Simon Jean-Joseph
Nom : Jean-Joseph Prénom : Simon
Sport(s) pratiqué(s) et niveau(x) : Course automobile
Palmarès : Cf. www.simonjeanjoseph.com/palmares.php
Pouvez-vous nous parler de la course automobile et de ses particularités ou singularités par rapports à d'autres sports ?
La course automobile, comme d'autres sports, est une course d'équipe. Il est donc difficile de faire les choses tout seul. C'est pour cela que c'est une formidable école de la vie. Elle demande des valeurs et des compétences en termes de management, d'économie (c'est un sport très onéreux). Il faut aussi de la lucidité pour que la passion ne l'emporte sur la raison. En effet, on n'est nullement à l'abri d'erreurs financières par exemple.
Il s'agit donc d'un sport très exigeant puisqu'il ne dépend pas seulement de ma capacité à conduire mais aussi de l'équipe, des ingénieurs, des sous-traitants. Cela demande par conséquent à la
fois une grande implication et le fait de savoir motiver les gens pour aller plus loin.
La course m'aura appris beaucoup de choses en plus que le simple fait de conduire une voiture. Ce sont les meilleures études que j'ai pu faire !
Quels sont vos meilleurs et pires moments en tant que pilote automobile ?
Parmi mes meilleurs moments, je compte aussi bien mes débuts aux Antilles qui m'ont permis de me mesurer aux meilleurs pilotes du circuit antillais que le fait d'avoir été l'équipier de Colin Mc Rae (Ford) et Richard Burns (Subaru). J'ai beaucoup appris avec eux. Mais disons que je suis heureux de ma participation au WRC et d'avoir pu y faire briller les couleurs des Antilles. Concernant les mauvais moments, je n'ai pas d'exemples précis qui me viennent mais j'ai pu éprouver de grosses frustrations à la suite de longs mois de préparation, d'investissement personnel et financier se soldant par un manque de réussite. Mais cela produit plus de motivation encore en moi car je n'aime pas rester sur des échecs. Je suis plutôt du genre à garder les bons moments en tête et je considère en avoir peu de mauvais. Il faut pouvoir transformer ces derniers pour en faire une force.
Comment conciliez-vous vos activités professionnelles et le rallye ?
Je ne fais que ça donc c'est du 100 %.
Quelles ont été vos motivations quant à votre engagement depuis 2005 sur le Paris Dakar ?
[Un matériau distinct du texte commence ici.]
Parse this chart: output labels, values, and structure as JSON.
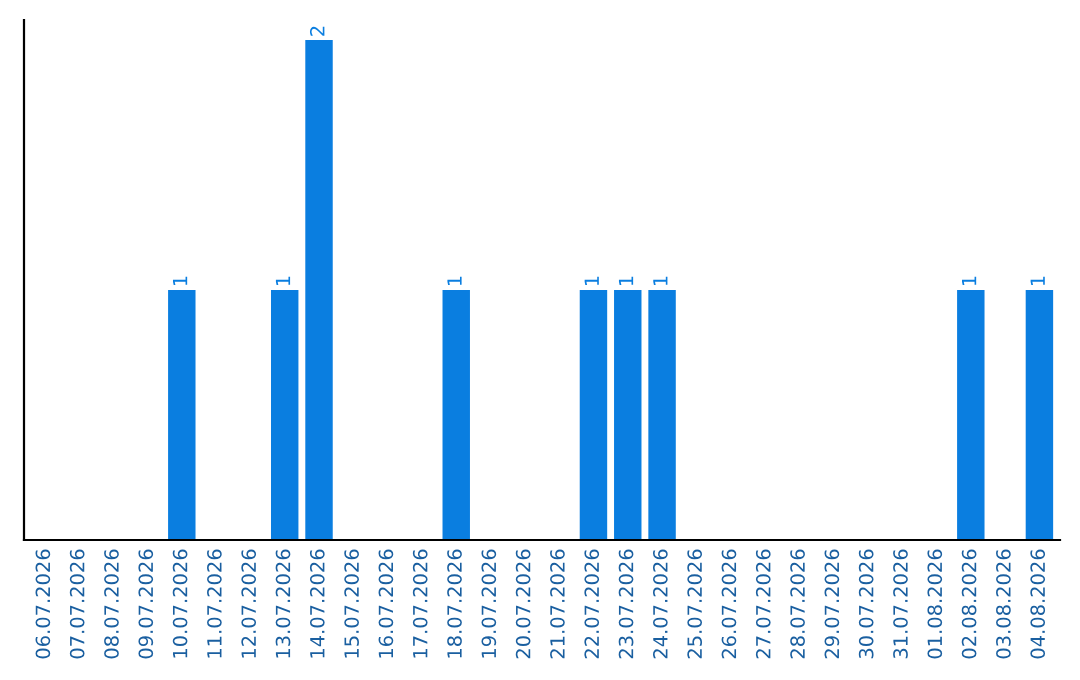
{
  "chart_data": {
    "type": "bar",
    "categories": [
      "06.07.2026",
      "07.07.2026",
      "08.07.2026",
      "09.07.2026",
      "10.07.2026",
      "11.07.2026",
      "12.07.2026",
      "13.07.2026",
      "14.07.2026",
      "15.07.2026",
      "16.07.2026",
      "17.07.2026",
      "18.07.2026",
      "19.07.2026",
      "20.07.2026",
      "21.07.2026",
      "22.07.2026",
      "23.07.2026",
      "24.07.2026",
      "25.07.2026",
      "26.07.2026",
      "27.07.2026",
      "28.07.2026",
      "29.07.2026",
      "30.07.2026",
      "31.07.2026",
      "01.08.2026",
      "02.08.2026",
      "03.08.2026",
      "04.08.2026"
    ],
    "values": [
      0,
      0,
      0,
      0,
      1,
      0,
      0,
      1,
      2,
      0,
      0,
      0,
      1,
      0,
      0,
      0,
      1,
      1,
      1,
      0,
      0,
      0,
      0,
      0,
      0,
      0,
      0,
      1,
      0,
      1
    ],
    "value_labels": [
      null,
      null,
      null,
      null,
      "1",
      null,
      null,
      "1",
      "2",
      null,
      null,
      null,
      "1",
      null,
      null,
      null,
      "1",
      "1",
      "1",
      null,
      null,
      null,
      null,
      null,
      null,
      null,
      null,
      "1",
      null,
      "1"
    ],
    "color": "#0a7ee0",
    "tick_labels": "x",
    "grid": false
  }
}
J'ai toujours eu un regard intéressé sur le Raid. L'aventure et la découverte m'ont toujours attiré. Mais les choses se sont accélérées quand Altadis m'a offert le Dakar (éditions 2005 et 2006) à l'occasion de mon titre de Champion d'Europe des Rallyes en 2004. J'y voyais deux intérêts majeurs : l'aventure et la discipline. C'est en effet, l'épreuve la plus dure au monde de ce type. On y trouve près de cinquante nationalités au départ. Le Dakar représente donc un énorme challenge.
Quelle est votre opinion mais aussi quelles sont les conséquences, y compris pour vous, concernant l'annulation de la dernière édition de cette course mythique ?
C'est un vrai drame pour l'Afrique. Certaines personnes vivent du Dakar d'une année à l'autre.... Il y a eu aussi une énorme perte en termes d'exposition médiatique. Mais cette course est un peu victime de son succès puisqu'elle a fait l'objet de menaces terroristes. Ce que je retiendrai, c'est le manque à gagner pour l'Afrique.
Comment avez-vous perçu la gestion de cette crise par l'organisateur Amaury Sport Organisation?
ASO a très bien géré le problème. La sécurité des personnes prime et donc c'est ce qu'il faut privilégier au-delà des intérêts économiques.
Quelles sont vos ambitions pour la prochaine saison ?
J'ai à cœur de mener un programme de promotion commerciale puisque je suis représentant du savoir-faire antillais et en particulier de la Martinique.